One worker, Louise Luis, said she was terminated after being interviewed by Labor investigators. She said a person named Ana had offered her work as a supervisor of the bakery in America and promised to pay her $2,000 a month. Louise was asked to sign a document stating that it cost $11,000 to process her working papers
“As we waited for the bakery to open within six months, I worked as a domestic servant for Ana. I got paid $330 a month working ix a.m. to 8 p.m. every day,” Louise said.
When the bakery opened, Louise said she “worked harder seven days a week 12- 14 hours a day.” The Filipino workers were paid less than the non-Filipino workers, she said. She and other Filipinos were allegedly threatened with cancellation of their working permits and being sent home. “When I learned about my rights as a worker, I wanted the owner to stop abusing my co-Filipino workers,” Louise said.
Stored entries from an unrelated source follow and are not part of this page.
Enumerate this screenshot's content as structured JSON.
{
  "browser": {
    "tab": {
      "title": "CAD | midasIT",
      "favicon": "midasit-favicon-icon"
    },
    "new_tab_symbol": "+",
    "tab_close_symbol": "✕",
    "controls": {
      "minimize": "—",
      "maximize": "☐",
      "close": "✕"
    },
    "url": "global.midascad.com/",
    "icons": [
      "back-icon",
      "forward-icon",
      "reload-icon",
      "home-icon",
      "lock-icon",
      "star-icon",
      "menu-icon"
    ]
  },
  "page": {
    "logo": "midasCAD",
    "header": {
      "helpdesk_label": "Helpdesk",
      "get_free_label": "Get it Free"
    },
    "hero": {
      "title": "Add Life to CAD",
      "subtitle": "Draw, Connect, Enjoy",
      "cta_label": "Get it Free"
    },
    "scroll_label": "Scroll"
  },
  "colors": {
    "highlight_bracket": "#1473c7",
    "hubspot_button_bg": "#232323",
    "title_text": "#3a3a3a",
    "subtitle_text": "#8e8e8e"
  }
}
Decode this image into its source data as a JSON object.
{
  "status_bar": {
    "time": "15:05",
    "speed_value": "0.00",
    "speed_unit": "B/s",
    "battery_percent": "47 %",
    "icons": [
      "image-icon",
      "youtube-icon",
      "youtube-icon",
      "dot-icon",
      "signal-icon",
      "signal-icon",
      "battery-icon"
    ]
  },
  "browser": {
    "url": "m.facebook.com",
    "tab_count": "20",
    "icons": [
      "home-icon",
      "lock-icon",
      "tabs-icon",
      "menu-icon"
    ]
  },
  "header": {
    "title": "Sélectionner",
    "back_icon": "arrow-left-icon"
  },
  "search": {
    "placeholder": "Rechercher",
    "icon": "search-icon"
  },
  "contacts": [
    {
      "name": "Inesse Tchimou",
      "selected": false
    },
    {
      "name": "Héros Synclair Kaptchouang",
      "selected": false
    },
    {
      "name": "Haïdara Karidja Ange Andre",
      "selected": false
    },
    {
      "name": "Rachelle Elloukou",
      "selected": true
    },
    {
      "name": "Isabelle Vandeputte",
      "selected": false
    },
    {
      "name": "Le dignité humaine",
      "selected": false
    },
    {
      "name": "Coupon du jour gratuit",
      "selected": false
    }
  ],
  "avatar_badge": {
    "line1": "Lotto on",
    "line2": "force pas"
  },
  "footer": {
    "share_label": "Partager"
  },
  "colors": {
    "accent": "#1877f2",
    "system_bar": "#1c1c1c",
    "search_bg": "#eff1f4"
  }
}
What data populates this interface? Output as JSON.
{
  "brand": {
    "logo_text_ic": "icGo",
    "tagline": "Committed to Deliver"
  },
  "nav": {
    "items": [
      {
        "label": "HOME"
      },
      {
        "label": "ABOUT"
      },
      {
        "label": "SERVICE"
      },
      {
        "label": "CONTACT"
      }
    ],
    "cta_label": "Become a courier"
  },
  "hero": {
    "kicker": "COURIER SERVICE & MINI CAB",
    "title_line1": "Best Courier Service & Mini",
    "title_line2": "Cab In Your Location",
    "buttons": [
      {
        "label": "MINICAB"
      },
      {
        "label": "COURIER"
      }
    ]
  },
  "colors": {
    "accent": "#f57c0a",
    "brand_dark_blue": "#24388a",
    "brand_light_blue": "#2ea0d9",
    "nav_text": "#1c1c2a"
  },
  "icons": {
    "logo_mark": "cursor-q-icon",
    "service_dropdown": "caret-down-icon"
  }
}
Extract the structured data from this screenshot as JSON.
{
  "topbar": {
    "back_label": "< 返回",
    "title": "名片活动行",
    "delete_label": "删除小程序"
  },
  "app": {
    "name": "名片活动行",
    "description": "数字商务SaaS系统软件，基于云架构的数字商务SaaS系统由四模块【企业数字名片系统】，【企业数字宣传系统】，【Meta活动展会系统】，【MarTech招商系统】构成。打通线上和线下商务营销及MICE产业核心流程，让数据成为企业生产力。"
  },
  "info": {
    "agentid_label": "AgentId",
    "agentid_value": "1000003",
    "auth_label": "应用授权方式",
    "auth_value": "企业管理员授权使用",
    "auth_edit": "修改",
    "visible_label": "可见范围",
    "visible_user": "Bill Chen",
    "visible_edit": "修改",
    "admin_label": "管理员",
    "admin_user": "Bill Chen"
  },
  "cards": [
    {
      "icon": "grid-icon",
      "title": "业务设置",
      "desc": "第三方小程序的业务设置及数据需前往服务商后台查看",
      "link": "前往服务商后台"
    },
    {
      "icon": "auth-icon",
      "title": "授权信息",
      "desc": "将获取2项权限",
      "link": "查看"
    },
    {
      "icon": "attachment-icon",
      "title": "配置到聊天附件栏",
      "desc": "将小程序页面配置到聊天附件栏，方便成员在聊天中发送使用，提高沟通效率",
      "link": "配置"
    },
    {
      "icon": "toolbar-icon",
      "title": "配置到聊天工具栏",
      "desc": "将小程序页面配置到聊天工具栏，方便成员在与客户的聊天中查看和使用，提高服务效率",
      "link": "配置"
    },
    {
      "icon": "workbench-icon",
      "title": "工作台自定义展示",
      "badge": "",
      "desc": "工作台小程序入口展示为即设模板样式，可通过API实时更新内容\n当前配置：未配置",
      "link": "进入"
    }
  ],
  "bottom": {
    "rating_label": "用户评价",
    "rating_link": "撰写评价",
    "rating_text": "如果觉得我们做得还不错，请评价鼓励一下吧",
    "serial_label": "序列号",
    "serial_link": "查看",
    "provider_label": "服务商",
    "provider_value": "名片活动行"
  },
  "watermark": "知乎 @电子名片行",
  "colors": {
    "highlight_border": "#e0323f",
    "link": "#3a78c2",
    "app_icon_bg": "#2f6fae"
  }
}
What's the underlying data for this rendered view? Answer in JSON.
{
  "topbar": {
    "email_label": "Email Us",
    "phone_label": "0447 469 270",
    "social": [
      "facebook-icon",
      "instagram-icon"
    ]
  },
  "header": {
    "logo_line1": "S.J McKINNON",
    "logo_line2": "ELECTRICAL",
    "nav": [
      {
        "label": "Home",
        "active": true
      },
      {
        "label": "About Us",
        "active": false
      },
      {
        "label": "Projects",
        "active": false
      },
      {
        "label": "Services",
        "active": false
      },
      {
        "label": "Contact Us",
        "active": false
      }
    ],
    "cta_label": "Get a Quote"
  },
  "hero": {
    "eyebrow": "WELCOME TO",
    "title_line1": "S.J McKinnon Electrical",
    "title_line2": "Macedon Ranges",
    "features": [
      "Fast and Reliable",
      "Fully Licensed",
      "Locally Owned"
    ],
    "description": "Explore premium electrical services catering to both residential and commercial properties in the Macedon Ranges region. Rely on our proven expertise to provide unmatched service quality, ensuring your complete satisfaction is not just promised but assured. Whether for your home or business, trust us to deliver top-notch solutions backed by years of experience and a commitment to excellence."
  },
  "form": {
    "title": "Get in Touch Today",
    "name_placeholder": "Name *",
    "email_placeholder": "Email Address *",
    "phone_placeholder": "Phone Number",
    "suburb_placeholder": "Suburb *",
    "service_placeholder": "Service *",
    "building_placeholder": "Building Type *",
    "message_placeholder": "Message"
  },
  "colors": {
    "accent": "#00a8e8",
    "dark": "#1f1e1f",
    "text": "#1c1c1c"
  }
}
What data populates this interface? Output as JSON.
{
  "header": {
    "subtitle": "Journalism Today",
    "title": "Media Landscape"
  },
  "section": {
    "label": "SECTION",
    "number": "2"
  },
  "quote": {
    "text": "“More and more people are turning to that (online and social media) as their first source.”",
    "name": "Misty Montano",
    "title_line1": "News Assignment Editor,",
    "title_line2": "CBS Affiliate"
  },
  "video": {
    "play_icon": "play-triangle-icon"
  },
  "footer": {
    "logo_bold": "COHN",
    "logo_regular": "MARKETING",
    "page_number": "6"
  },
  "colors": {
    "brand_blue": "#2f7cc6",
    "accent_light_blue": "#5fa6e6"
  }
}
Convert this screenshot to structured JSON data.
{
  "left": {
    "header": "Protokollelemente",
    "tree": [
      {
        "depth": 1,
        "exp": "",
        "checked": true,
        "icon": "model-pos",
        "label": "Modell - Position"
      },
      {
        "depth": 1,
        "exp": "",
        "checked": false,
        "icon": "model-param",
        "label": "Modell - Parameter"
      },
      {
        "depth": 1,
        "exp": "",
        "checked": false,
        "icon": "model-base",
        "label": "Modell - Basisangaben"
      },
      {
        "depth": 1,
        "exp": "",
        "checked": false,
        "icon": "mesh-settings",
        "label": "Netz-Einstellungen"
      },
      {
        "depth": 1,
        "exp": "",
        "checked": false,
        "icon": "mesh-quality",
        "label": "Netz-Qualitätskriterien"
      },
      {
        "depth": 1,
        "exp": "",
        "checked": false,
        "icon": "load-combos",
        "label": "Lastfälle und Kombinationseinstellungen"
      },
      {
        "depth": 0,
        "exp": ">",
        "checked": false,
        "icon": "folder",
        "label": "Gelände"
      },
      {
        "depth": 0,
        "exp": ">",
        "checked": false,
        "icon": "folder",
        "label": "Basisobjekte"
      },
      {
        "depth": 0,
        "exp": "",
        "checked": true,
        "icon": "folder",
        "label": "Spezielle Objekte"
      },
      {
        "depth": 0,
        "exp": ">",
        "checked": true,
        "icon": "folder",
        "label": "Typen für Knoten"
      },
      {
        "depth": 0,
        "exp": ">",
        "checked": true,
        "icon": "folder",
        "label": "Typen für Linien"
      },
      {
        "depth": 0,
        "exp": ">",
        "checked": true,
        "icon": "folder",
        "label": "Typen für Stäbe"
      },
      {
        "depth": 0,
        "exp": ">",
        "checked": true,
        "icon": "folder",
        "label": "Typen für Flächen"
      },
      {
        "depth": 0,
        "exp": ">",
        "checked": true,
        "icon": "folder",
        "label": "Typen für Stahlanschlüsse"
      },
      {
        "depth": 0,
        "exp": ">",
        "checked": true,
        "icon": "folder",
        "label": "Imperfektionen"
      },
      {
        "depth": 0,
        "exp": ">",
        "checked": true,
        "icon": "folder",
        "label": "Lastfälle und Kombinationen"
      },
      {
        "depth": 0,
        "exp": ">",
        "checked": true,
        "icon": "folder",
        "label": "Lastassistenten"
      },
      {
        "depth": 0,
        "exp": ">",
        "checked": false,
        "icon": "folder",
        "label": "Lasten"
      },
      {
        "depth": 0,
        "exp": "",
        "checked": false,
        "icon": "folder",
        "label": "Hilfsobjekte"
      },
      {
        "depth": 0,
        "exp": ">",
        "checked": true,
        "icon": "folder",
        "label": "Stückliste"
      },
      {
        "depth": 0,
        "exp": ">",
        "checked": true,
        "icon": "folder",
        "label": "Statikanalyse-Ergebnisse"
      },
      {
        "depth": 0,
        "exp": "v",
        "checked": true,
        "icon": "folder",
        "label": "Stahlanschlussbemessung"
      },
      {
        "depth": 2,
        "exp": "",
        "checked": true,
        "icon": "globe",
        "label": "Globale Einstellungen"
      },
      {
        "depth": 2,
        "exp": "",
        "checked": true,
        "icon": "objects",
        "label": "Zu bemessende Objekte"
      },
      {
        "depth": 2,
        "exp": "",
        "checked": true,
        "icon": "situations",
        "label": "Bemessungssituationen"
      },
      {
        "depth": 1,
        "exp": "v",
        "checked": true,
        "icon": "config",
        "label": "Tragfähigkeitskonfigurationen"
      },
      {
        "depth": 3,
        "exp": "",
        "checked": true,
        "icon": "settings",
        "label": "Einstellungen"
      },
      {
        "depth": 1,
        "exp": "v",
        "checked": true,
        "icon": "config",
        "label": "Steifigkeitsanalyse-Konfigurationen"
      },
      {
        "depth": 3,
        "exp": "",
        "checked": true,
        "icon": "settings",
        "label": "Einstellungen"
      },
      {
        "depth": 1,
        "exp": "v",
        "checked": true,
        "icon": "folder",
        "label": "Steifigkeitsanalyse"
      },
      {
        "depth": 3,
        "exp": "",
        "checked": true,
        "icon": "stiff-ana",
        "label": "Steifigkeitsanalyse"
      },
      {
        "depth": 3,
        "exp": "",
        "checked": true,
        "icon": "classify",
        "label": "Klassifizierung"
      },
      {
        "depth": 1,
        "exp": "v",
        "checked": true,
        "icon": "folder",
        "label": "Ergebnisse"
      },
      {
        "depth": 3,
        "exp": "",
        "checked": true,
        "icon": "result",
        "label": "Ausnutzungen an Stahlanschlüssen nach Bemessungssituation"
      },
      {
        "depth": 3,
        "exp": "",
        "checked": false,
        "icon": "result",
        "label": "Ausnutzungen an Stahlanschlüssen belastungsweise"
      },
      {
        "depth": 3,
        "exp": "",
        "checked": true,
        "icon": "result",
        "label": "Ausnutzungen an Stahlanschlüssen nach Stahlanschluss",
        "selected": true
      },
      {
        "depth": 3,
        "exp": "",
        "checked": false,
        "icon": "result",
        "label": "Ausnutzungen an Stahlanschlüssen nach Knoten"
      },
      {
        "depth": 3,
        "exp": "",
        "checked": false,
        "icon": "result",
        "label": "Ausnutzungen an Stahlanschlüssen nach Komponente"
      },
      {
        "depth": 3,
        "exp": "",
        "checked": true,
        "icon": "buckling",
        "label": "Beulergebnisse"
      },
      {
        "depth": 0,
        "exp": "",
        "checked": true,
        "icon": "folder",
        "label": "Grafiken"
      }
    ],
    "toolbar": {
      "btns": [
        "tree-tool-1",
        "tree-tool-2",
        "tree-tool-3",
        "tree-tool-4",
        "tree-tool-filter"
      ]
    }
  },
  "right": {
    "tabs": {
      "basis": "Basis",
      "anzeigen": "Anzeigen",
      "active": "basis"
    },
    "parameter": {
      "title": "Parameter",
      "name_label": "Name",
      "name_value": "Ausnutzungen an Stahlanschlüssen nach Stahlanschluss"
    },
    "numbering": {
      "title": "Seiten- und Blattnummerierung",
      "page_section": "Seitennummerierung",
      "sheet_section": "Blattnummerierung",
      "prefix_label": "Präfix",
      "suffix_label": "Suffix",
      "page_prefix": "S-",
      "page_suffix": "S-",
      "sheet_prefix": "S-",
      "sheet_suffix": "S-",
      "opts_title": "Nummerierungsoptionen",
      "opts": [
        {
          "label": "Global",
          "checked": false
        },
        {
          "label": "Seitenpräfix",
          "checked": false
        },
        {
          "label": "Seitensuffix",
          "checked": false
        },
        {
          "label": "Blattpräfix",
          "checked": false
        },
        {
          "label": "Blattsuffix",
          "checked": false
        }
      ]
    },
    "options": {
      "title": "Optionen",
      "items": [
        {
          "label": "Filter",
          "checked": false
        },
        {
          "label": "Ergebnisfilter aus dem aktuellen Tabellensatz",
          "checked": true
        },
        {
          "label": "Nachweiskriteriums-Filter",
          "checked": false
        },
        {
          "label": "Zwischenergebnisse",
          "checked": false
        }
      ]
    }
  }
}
The E-2 visa provides temporary work authorization for immigrants with specialized or supervisory skills who are employed by a foreign national who has invested a substantial amount of capital in a U.S.-based business.
Like other temporary (or guest) worker visas, E-2 visa holders are dependent on their employers for legal status, with few – and in this case no – protections against employer exploitation and retaliation for asserting workplace rights.
“The E-2 visa is especially ripe for abuse and employer misuse, and is overdue for reform,” said Advancing Justice’s Laboni Hoq.
“By offering a largely unregulated avenue for wealthy foreign nationals to get a competitive advantage in the U.S. marketplace, the E-2 visa allows unscrupulous foreign investors to bring in immigrant workers who can be forced to accept abusive working conditions or risk deportation and retaliation in their home country. That is what our clients have been facing, but they are bravely stepping forward to shine a light on the significant gaps in our nation’s guest worker laws, that result in inhumane treatment of workers.”
The lawsuit alleges claims for labor exploitation, discrimination, unfair immigration-related practices, trafficking, and racketeering based on visa fraud, retaliation, and seeks to enjoin ongoing unfair practices.
Some of the wage and hour claims alone for the 11 workers amount to more than $1,000,000, as attorneys said, “We will pursue additional damages and penalties based on the many legal claims.”
Advancing Justice Staff Attorney John Trang said the agency is also seeking immediate immigration relief for the workers. “As victims of labor trafficking, coercive labor practices, and potential persecution if they return to the Philippines, the bakery workers deserve the protection of our laws. “The workers deserve to stay in the U.S. where they can continue to contribute to the American economy,” Trang added.
Advancing Justice – LA (formerly Asian Pacific American Legal Center), headed by Stewart Kwoh has successfully joined in litigating other lawsuits filed on behalf of Filipino and Asian workers.
One landmark case was the national origin complaint by nurses filed against the a Delano hospital, alleging that the employees where prohibited from speaking Tagalog at the workplace. It is believed to be the largest language discrimination settlement in the U.S. healthcare industry ($975,000 settlement). The hospital denied having violated the law but settled to avoid further litigation expenses.